Minn. nonprofit provides free, in-home tutoring for a lasting difference

A local nonprofit called YES (Youth Engaging in Success), is starting an afterschool tutoring and mentor program for 4th through 12th-graders where volunteers and mentors visit students’ homes – and it’s completely free.

Instead of shuttling students to a center, the volunteers home showing up at their homes offers a personal touch to make a lasting difference. 

Edna Johnson is a single mom with five kids to care for, and she works two jobs and rarely gets to see her kids during the week, let alone help them with homework. By the time they get off the school bus, Johnson's headed out the door to her next job. That’s why she enrolled her 15-, 13- and 10-year-old in the program.

“Kids have different needs, they have different family dynamics and different things they have to come home to,” volunteer Sizi Goyah said.

The focus is on 4th to 12th graders living in Brooklyn Center and Brooklyn Park, many who are latchkey kids or from single parent homes. Experienced volunteer mentors like Sizi Goyah show up twice a week at apartment complexes like Autumn Ridge so they can reach as many students as possible in one place. Beyond homework help, executive director Stephen Wreh-Wilson says it's about surrounding each student with a network so they have a better chance to succeed down the line. 

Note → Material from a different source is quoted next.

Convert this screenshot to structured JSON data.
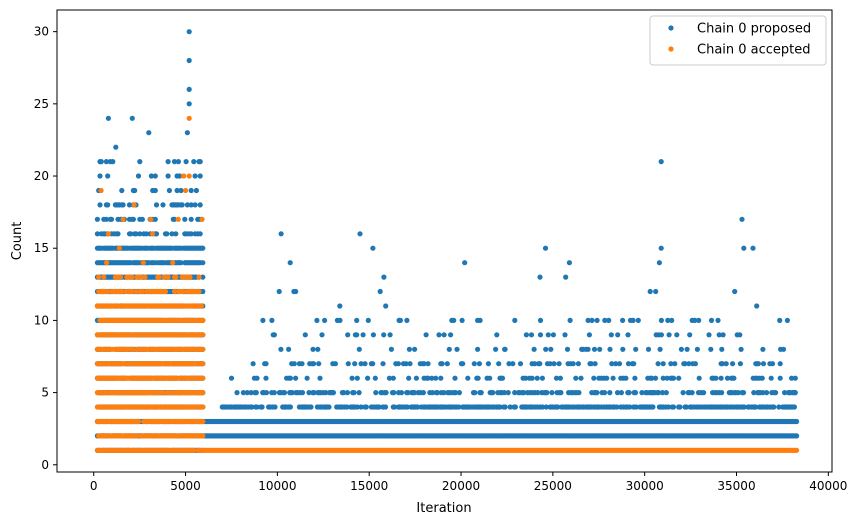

“The connect with a host of professionals who they should be thinking like, who they should be acting like, so they already try to experience their futures now,” he said.

Brooklyn Park Mayor Jeff Lunde says his city is partially funding this initiative because it isn't your typical afterschool program.

“You can have all the programs in the world, but if the kids not there, then nothing's happening,” he said.

And Johnson's kids are already setting lofty goals: One aspires to be a doctor or teacher, one an architect, another a doctor.